Jon Inarritu a member of Congress for the left wing Bildu party in the Basque Country was left baffled when he received a mysterious gift through the post last month; a DVD of a Miss Marple mystery by British writer Agatha Christie.
But the package took on new significance on Monday when it emerged it had been sent by the same person who was arrested for posting a bloodied knife to Reyes Morato, the government Minister for Industry, Trade and Tourism.
“To be honest I receive quite a lot of strange emails and letters, all politicians do, but this one was particularly baffling,” Inarritu told The Olive Press over the telephone from his office in Bilbao.
“This envelope arrived at my office in parliament containing the Agatha Christie film ‘A Caribbean Mystery’ along with a couple of pages of indecipherable nonsense; conspiracy theories written in French, English and Spanish that mentioned the CIA, KGB,” he said.
Bizarrely for this sort of correspondence, there was a name and a return address on the back of the envelope.
“It was a name and an address in El Escorial which I looked up and discovered was a man belonging to a well-known family that was well connected in business and at the Royal court, he was descended from a ‘conde’.”
“I sort of dismissed it as something curious but harmless but then on Monday when I heard that the Minister had received a bloodied knife and saw pictures of the envelope, I recognised the handwriting immediately,” Inarritu explained.
Newspaper reports have said the sender, a 43-year-old man diagnosed with schizophrenia, was also the relative of a politician from the far-right.
The man was detained on Monday after police found him at the address he had also written on the envelope containing the bloodied knife.
“It’s clear that this man is mentally ill and not a jihadist or a political terrorist, and probably didn’t intend to do harm, but we shouldn’t just dismiss this sort of attention against political representatives,” said Inarritu.

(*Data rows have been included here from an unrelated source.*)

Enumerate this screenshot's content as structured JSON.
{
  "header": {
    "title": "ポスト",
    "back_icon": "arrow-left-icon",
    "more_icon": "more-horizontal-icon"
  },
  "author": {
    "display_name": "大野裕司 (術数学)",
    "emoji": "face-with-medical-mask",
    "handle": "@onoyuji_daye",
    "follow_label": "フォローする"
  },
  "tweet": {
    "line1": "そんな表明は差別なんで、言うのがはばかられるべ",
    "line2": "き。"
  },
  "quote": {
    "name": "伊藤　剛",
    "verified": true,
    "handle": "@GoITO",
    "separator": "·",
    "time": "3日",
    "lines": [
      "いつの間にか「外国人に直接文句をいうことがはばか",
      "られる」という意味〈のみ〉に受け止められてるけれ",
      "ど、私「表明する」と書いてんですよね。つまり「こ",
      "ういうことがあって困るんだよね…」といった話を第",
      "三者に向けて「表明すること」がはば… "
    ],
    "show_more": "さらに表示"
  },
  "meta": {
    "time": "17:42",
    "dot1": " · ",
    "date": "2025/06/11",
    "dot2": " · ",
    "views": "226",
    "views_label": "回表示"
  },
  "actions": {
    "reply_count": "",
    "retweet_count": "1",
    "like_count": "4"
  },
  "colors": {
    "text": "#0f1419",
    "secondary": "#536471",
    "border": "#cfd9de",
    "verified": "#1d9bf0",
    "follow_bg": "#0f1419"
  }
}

“I have in my mind what happened to Jo Cox (the British Labour MP who was murdered by a constituent with extreme right views during the election campaign in 2016) or the massacre in Norway (in which 77 people were killed at a summer camp by far right extremist Anders Brevik),” the Basque politician explained.
“At a time when there is a lot of political tension as we have right now in Madrid, it can create a scenario where someone who is sick might feel justified in taking action. We just can’t be too careful.”
His warning came in a week that saw other politicians receive death threats in the mail.
Minister for Home Affairs, Fernando Grande-Marlaska, the candidate of Podemos to the Community of Madrid, Pablo Iglesias and the general director of the Guardia Civil, Maria Gamez, all were sent threatening mail, including bullets last week.